You might wonder, why would I do need to create a docker image with SQL Server? If I were to set up the infrastructure for test or production environment, I would set up a SQL Server in Azure. To automate this process I would follow infrastructure as a code a pattern, creating terraform script and deployment pipeline for it. That is a different case.
Scenarios where that can be useful:
- you spend 3 days setting up a database to work with your app and you would like to have a back-up of this state
- you are a front-end Mac user, that doesn’t really like to configure something with a Microsoft label 😉
- you want to share a particular MS SQL database state with all developers, with a different setup
- you need that DB just for a quick task and pulling that docker image will take only a few minutes
What do you need
Please mind the fact that I’m a w Windows user.
- a docker implementation – I’m using Docker Desktop
- Azure Data Studio, or any other tool, to connect to MS SQL Server
- Docker Hub account, or any other docker repository
Creating a docker container
First of all, let’s check if Docker is installed on your machine. Just type `docker –version` and you should see something similar to this.
Now let’s pull a SQL Server docker image from Microsoft, this one is Server 2017 developer edition:
docker pull mcr.microsoft.com/mssql/server:2017-latest
Now let’s check what docker images I have on my machine.
I already had a SQL Server docker image, so I didn’t have to download it for the second time.
Now let’s create and run a docker container with the command:
docker run -e "ACCEPT_EULA=Y" -e "SA_PASSWORD=myPass123" -p 1433:1433 --name primeHotelDb -d mcr.microsoft.com/mssql/server:2017-latest
A few comments on what is happening here:
- we are creating a docker container with the name primeHotelDb
- we are using a mcr.microsoft.com/mssql/server:2017-latest docker image
- we are passing ACCEPT_EULA and SA_PASSWORD parameters
- this will set up a password myPass123 for the SQL Server for user sa
- SQL Server will be available on localhost on port 1433, which is a first of the two passed in
Now, let’s check that we can connect to this SQL Server, I’m using an Azure Data Studio, which is a handy tool and I must admit – much quicker then SQL Server Management Studio.

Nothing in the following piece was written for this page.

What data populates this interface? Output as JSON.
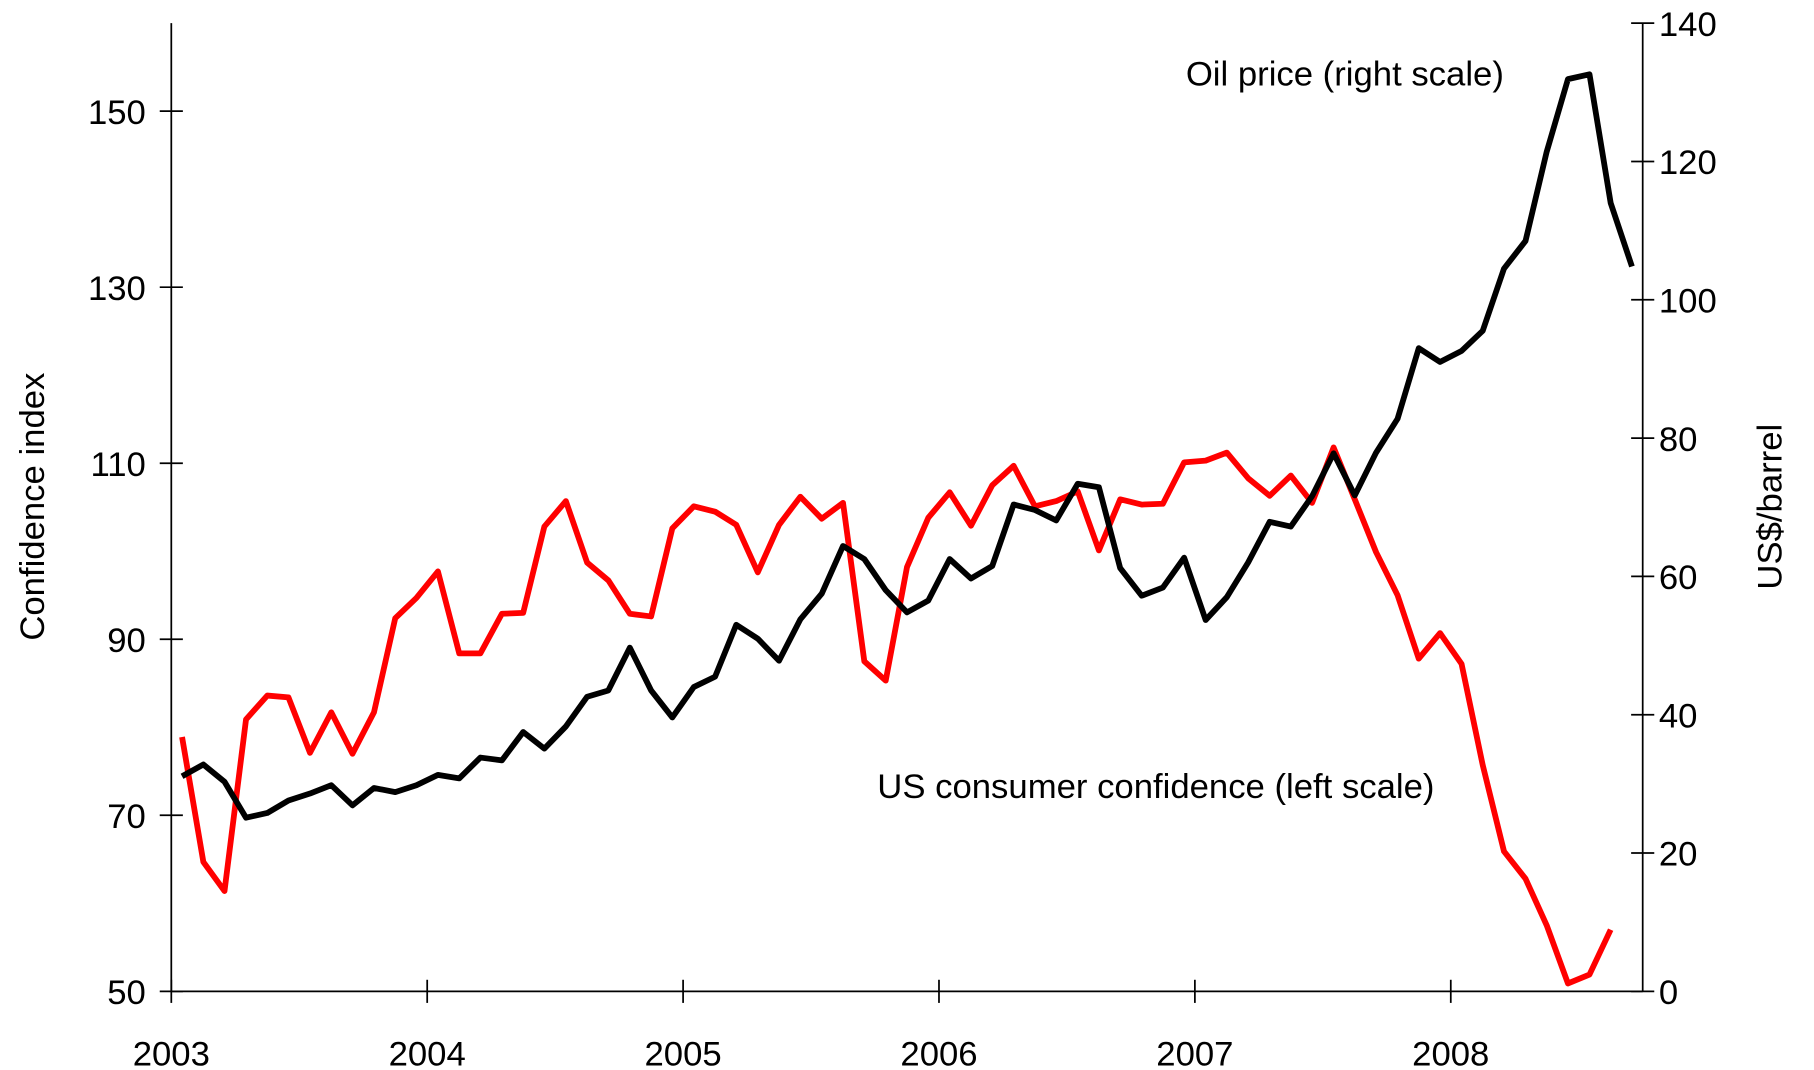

The connection was successful, let’s now make some changes and save it, so that we would know later on, that the state of this container was persisted.
As you can see, I created an empty HotelDB database.
Preserving the container state
The easiest way to preserve the state of a container is to send a docker repository. I choose Docker Hub cause it comes with Docker Desktop installation and it’s free for community use.
But first, we need to:
- commit changes made in our container to a new docker image
- we need to name our image michalbialecki/prime-hotel-db
This is because my Docker Hub account is michalbialecki and it will accept repositories only in that format. This can be done with a single command
docker commit primeHotelDb michalbialecki/prime-hotel-db
Now let’s check how my docker images look like.
Apart from Microsoft’s original image, there is my new image named michalbialecki/prime-hotel-db.
Let’s send this image to Docker Hub. To do that we need to log in.
docker login --username=michalbialecki
And after providing a valid password you should see something like this:
Next thing we need to do it to push the image to Docker Hub.
docker push michalbialecki/prime-hotel-db
And our docker image will be pushed to the Docker Hub repository.
After the process finish, I can go to the browser and check my Docker Hub account.
Yay! There is my image! In Docker Hub I can add collaborators, so they will be able to push images to my repository as well.
Now let’s check that it really works. Let’s remove my hotel container and repository from my machine.
docker stop primeHotelDb docker rm primeHotelDb
Now if you list your container, there should be no primeHotelDb (docker ps -a).
The next command will remove the docker image.
docker rmi michalbialecki/prime-hotel-db
You can check, that this image was removed (docker images).
The next thing to do is to pull a docker image from Docker Hub.
docker pull michalbialecki/prime-hotel-db
Now let’s create a new image and run the container under the name primeHotelDbV2.
docker run -p 1433:1433 --name primeHotelDbV2 michalbialecki/prime-hotel-db
Then if I connect to the container with Azure Data Studio, I will see, that my HotelDb exists. It means, that changes done to my container were persisted!
In this article, we learned how to:
- set up a docker image with SQL Server inside
- connect to an instance of SQL Server in a container
- save you local changes to a new docker image
- push and share docker image with Docker Hub
As you could see, docker is nothing to be afraid of. It is a great way to host apps regardless of the operating system. It is also a great way to work with SQL Server without the need to install and configure everything yourself.
Hope you found that useful, cheers!
4 thoughts on “Set up a SQL Server in a docker container”
I have a question, I have created the DB in the docker image and have all the tables, I need to get the data file and share it with a windows user that has sql server express installed in his machine, how would I do that?
Great tutorial. Thanks for putting this together. Everything worked as demonstrated.